The project states that its main goal is to address the world’s increasing need for food and the sustainability of growing it – and that current tools do not give farmers the kind of information they need.
“While farmers may have information about the soil content or the weather, the buggy robot was designed to see how plants were ‘actually growing and responding to their environment,” said a spokesman for the company. “Over the past few years, the plant buggy has trundled through strawberry fields in California and soybean fields in Illinois, gathering high quality images of each plant and counting and classifying every berry and every bean.”
On top of being a literal bean-counter, the buggy can also record information such as plant height, leaf area and fruit size. And all that data is plugged into a machine-learning system to try to spot patterns and insights useful to farmers.

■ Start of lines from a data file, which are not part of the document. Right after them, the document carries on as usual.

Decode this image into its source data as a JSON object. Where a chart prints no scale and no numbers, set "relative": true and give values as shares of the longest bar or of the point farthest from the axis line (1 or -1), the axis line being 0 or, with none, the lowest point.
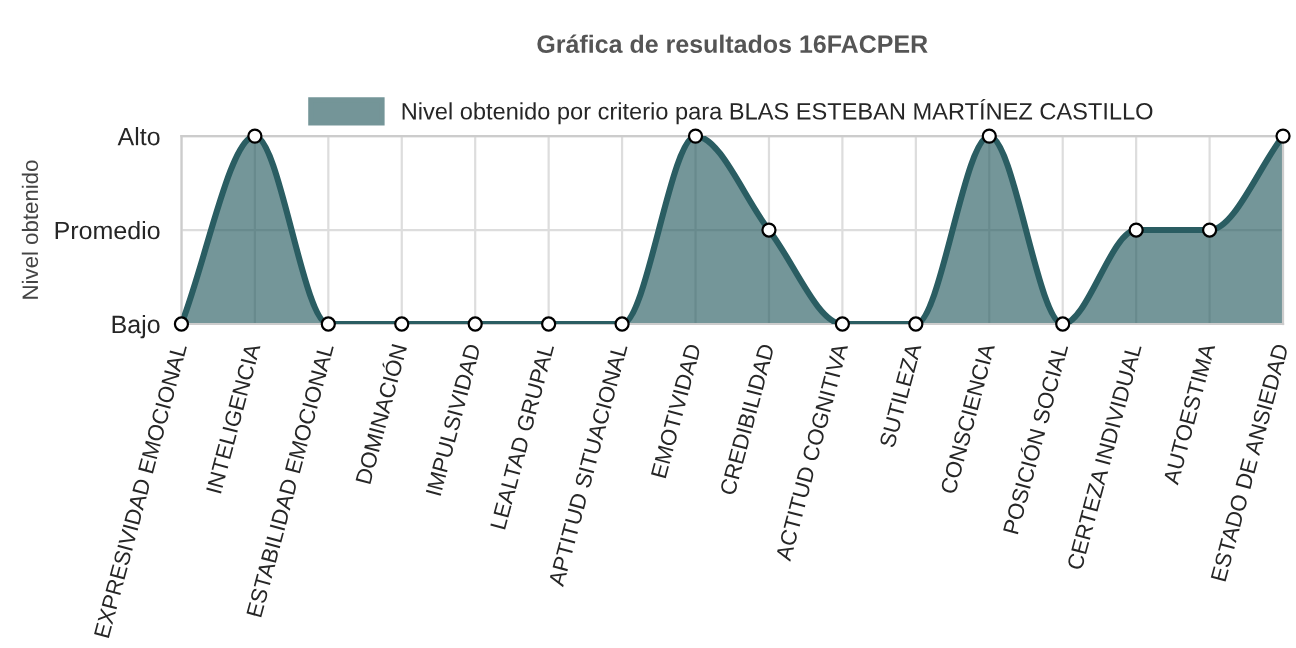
{
  "chart_data": {
    "type": "area",
    "title": "Gráfica de resultados 16FACPER",
    "ylabel": "Nivel obtenido",
    "categories": [
      "EXPRESIVIDAD EMOCIONAL",
      "INTELIGENCIA",
      "ESTABILIDAD EMOCIONAL",
      "DOMINACIÓN",
      "IMPULSIVIDAD",
      "LEALTAD GRUPAL",
      "APTITUD SITUACIONAL",
      "EMOTIVIDAD",
      "CREDIBILIDAD",
      "ACTITUD COGNITIVA",
      "SUTILEZA",
      "CONSCIENCIA",
      "POSICIÓN SOCIAL",
      "CERTEZA INDIVIDUAL",
      "AUTOESTIMA",
      "ESTADO DE ANSIEDAD"
    ],
    "series": [
      {
        "name": "Nivel obtenido por criterio para BLAS ESTEBAN MARTÍNEZ CASTILLO",
        "color": "#2a5d62",
        "values": [
          0,
          1,
          0,
          0,
          0,
          0,
          0,
          1,
          0.5,
          0,
          0,
          1,
          0,
          0.5,
          0.5,
          1
        ]
      }
    ],
    "relative": true,
    "annotations": [
      "Bajo",
      "Promedio",
      "Alto"
    ],
    "grid": true,
    "legend": "top",
    "marker": "circle"
  }
}
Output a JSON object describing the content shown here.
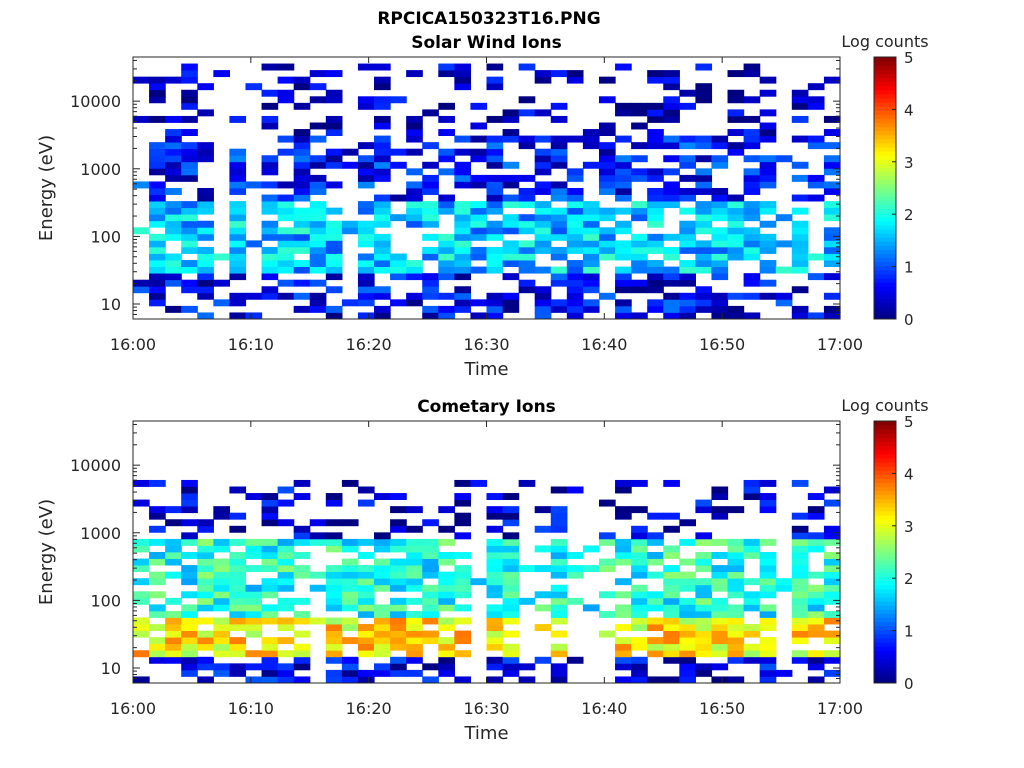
{
  "figure": {
    "title": "RPCICA150323T16.PNG"
  },
  "colors": {
    "colormap": "jet"
  },
  "chart_data": [
    {
      "type": "heatmap",
      "title": "Solar Wind Ions",
      "xlabel": "Time",
      "ylabel": "Energy (eV)",
      "x_tick_labels": [
        "16:00",
        "16:10",
        "16:20",
        "16:30",
        "16:40",
        "16:50",
        "17:00"
      ],
      "x_range": [
        "16:00",
        "17:00"
      ],
      "y_scale": "log",
      "y_tick_labels": [
        "10",
        "100",
        "1000",
        "10000"
      ],
      "y_range": [
        6,
        45000
      ],
      "colorbar": {
        "label": "Log counts",
        "range": [
          0,
          5
        ],
        "tick_labels": [
          "0",
          "1",
          "2",
          "3",
          "4",
          "5"
        ]
      },
      "dominant_levels": [
        {
          "energy_range_eV": [
            6,
            30
          ],
          "log_counts": 0.6
        },
        {
          "energy_range_eV": [
            30,
            350
          ],
          "log_counts": 1.6
        },
        {
          "energy_range_eV": [
            350,
            3000
          ],
          "log_counts": 0.7
        },
        {
          "energy_range_eV": [
            3000,
            40000
          ],
          "log_counts": 0.3
        }
      ]
    },
    {
      "type": "heatmap",
      "title": "Cometary Ions",
      "xlabel": "Time",
      "ylabel": "Energy (eV)",
      "x_tick_labels": [
        "16:00",
        "16:10",
        "16:20",
        "16:30",
        "16:40",
        "16:50",
        "17:00"
      ],
      "x_range": [
        "16:00",
        "17:00"
      ],
      "y_scale": "log",
      "y_tick_labels": [
        "10",
        "100",
        "1000",
        "10000"
      ],
      "y_range": [
        6,
        45000
      ],
      "colorbar": {
        "label": "Log counts",
        "range": [
          0,
          5
        ],
        "tick_labels": [
          "0",
          "1",
          "2",
          "3",
          "4",
          "5"
        ]
      },
      "dominant_levels": [
        {
          "energy_range_eV": [
            6,
            16
          ],
          "log_counts": 0.5
        },
        {
          "energy_range_eV": [
            16,
            60
          ],
          "log_counts": 3.2
        },
        {
          "energy_range_eV": [
            60,
            800
          ],
          "log_counts": 2.0
        },
        {
          "energy_range_eV": [
            800,
            6000
          ],
          "log_counts": 0.4
        }
      ]
    }
  ]
}
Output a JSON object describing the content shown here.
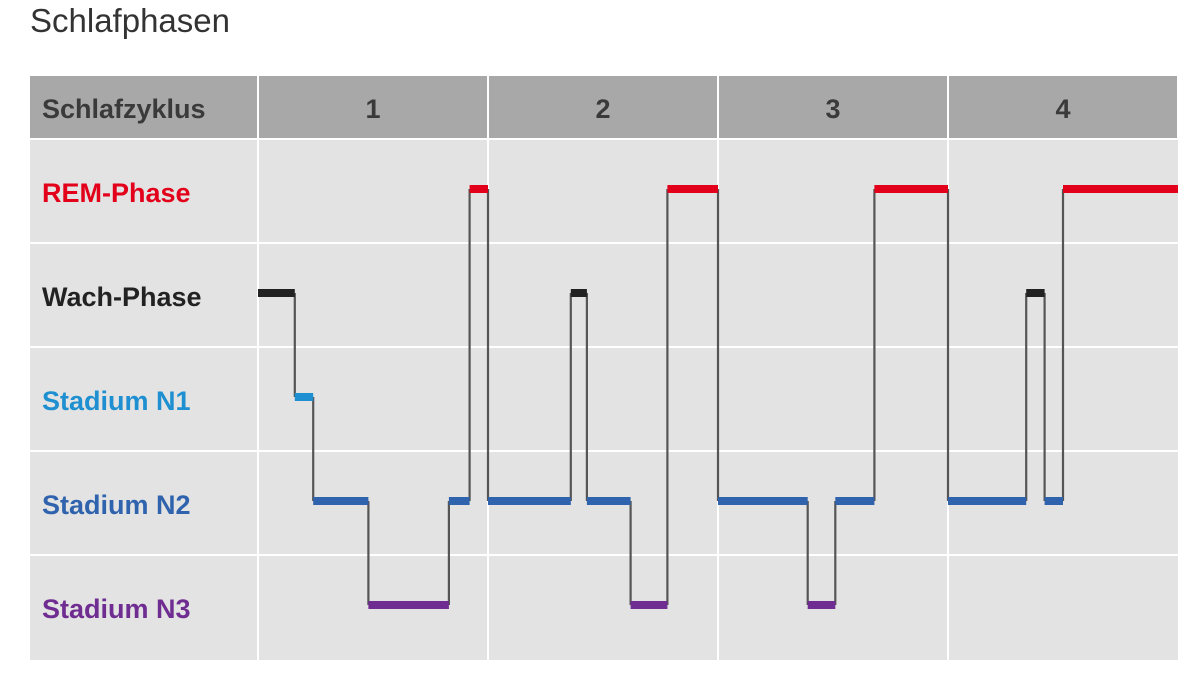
{
  "title": "Schlafphasen",
  "chart_data": {
    "type": "line",
    "title": "Schlafphasen",
    "header_label": "Schlafzyklus",
    "cycles": [
      "1",
      "2",
      "3",
      "4"
    ],
    "stages": [
      {
        "label": "REM-Phase",
        "color": "#e2001a"
      },
      {
        "label": "Wach-Phase",
        "color": "#222222"
      },
      {
        "label": "Stadium N1",
        "color": "#1e8fd0"
      },
      {
        "label": "Stadium N2",
        "color": "#2f63ad"
      },
      {
        "label": "Stadium N3",
        "color": "#6f2c91"
      }
    ],
    "connector_color": "#555555",
    "x_range": [
      0,
      4
    ],
    "segments": [
      {
        "stage": "Wach-Phase",
        "x0": 0.0,
        "x1": 0.16
      },
      {
        "stage": "Stadium N1",
        "x0": 0.16,
        "x1": 0.24
      },
      {
        "stage": "Stadium N2",
        "x0": 0.24,
        "x1": 0.48
      },
      {
        "stage": "Stadium N3",
        "x0": 0.48,
        "x1": 0.83
      },
      {
        "stage": "Stadium N2",
        "x0": 0.83,
        "x1": 0.92
      },
      {
        "stage": "REM-Phase",
        "x0": 0.92,
        "x1": 1.0
      },
      {
        "stage": "Stadium N2",
        "x0": 1.0,
        "x1": 1.36
      },
      {
        "stage": "Wach-Phase",
        "x0": 1.36,
        "x1": 1.43
      },
      {
        "stage": "Stadium N2",
        "x0": 1.43,
        "x1": 1.62
      },
      {
        "stage": "Stadium N3",
        "x0": 1.62,
        "x1": 1.78
      },
      {
        "stage": "REM-Phase",
        "x0": 1.78,
        "x1": 2.0
      },
      {
        "stage": "Stadium N2",
        "x0": 2.0,
        "x1": 2.39
      },
      {
        "stage": "Stadium N3",
        "x0": 2.39,
        "x1": 2.51
      },
      {
        "stage": "Stadium N2",
        "x0": 2.51,
        "x1": 2.68
      },
      {
        "stage": "REM-Phase",
        "x0": 2.68,
        "x1": 3.0
      },
      {
        "stage": "Stadium N2",
        "x0": 3.0,
        "x1": 3.34
      },
      {
        "stage": "Wach-Phase",
        "x0": 3.34,
        "x1": 3.42
      },
      {
        "stage": "Stadium N2",
        "x0": 3.42,
        "x1": 3.5
      },
      {
        "stage": "REM-Phase",
        "x0": 3.5,
        "x1": 4.0
      }
    ]
  }
}
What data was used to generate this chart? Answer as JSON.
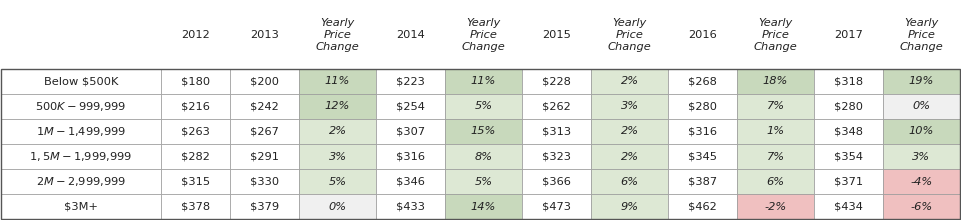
{
  "col_headers": [
    "",
    "2012",
    "2013",
    "Yearly\nPrice\nChange",
    "2014",
    "Yearly\nPrice\nChange",
    "2015",
    "Yearly\nPrice\nChange",
    "2016",
    "Yearly\nPrice\nChange",
    "2017",
    "Yearly\nPrice\nChange"
  ],
  "rows": [
    [
      "Below $500K",
      "$180",
      "$200",
      "11%",
      "$223",
      "11%",
      "$228",
      "2%",
      "$268",
      "18%",
      "$318",
      "19%"
    ],
    [
      "$500K-$999,999",
      "$216",
      "$242",
      "12%",
      "$254",
      "5%",
      "$262",
      "3%",
      "$280",
      "7%",
      "$280",
      "0%"
    ],
    [
      "$1M - $1,499,999",
      "$263",
      "$267",
      "2%",
      "$307",
      "15%",
      "$313",
      "2%",
      "$316",
      "1%",
      "$348",
      "10%"
    ],
    [
      "$1,5M - $1,999,999",
      "$282",
      "$291",
      "3%",
      "$316",
      "8%",
      "$323",
      "2%",
      "$345",
      "7%",
      "$354",
      "3%"
    ],
    [
      "$2M - $2,999,999",
      "$315",
      "$330",
      "5%",
      "$346",
      "5%",
      "$366",
      "6%",
      "$387",
      "6%",
      "$371",
      "-4%"
    ],
    [
      "$3M+",
      "$378",
      "$379",
      "0%",
      "$433",
      "14%",
      "$473",
      "9%",
      "$462",
      "-2%",
      "$434",
      "-6%"
    ]
  ],
  "cell_colors": {
    "0,3": "#c8d9bc",
    "0,5": "#c8d9bc",
    "0,7": "#dde8d4",
    "0,9": "#c8d9bc",
    "0,11": "#c8d9bc",
    "1,3": "#c8d9bc",
    "1,5": "#dde8d4",
    "1,7": "#dde8d4",
    "1,9": "#dde8d4",
    "1,11": "#f0f0f0",
    "2,3": "#dde8d4",
    "2,5": "#c8d9bc",
    "2,7": "#dde8d4",
    "2,9": "#dde8d4",
    "2,11": "#c8d9bc",
    "3,3": "#dde8d4",
    "3,5": "#dde8d4",
    "3,7": "#dde8d4",
    "3,9": "#dde8d4",
    "3,11": "#dde8d4",
    "4,3": "#dde8d4",
    "4,5": "#dde8d4",
    "4,7": "#dde8d4",
    "4,9": "#dde8d4",
    "4,11": "#f0c0c0",
    "5,3": "#f0f0f0",
    "5,5": "#c8d9bc",
    "5,7": "#dde8d4",
    "5,9": "#f0c0c0",
    "5,11": "#f0c0c0"
  },
  "default_cell_bg": "#ffffff",
  "grid_color": "#999999",
  "text_color": "#222222",
  "italic_cols": [
    3,
    5,
    7,
    9,
    11
  ],
  "col_widths": [
    1.58,
    0.68,
    0.68,
    0.76,
    0.68,
    0.76,
    0.68,
    0.76,
    0.68,
    0.76,
    0.68,
    0.76
  ],
  "font_size": 8.2,
  "header_font_size": 8.2
}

“Putting robots in fields makes an awful lot of sense,” said Ian Drew, technology company founder – and sheep farmer. “Checking for bugs, making sure crops were picked and planted at the right time and even picking weeds or moving fences were possibilities. “Having robots is really efficient and effective. Farmers are marginal most of the time. And so 1%, 2%, 5% efficiency is a huge gain for them – and anything that can do that for them will be taken up in the right way. But there are some downsides to all of this. Data security was essential at every step, because the last thing you want to do is have somebody hijack your farm. This big data is really important – and governments will want to have a say and control over how that is used and who gets to see it – because it is of national interest.”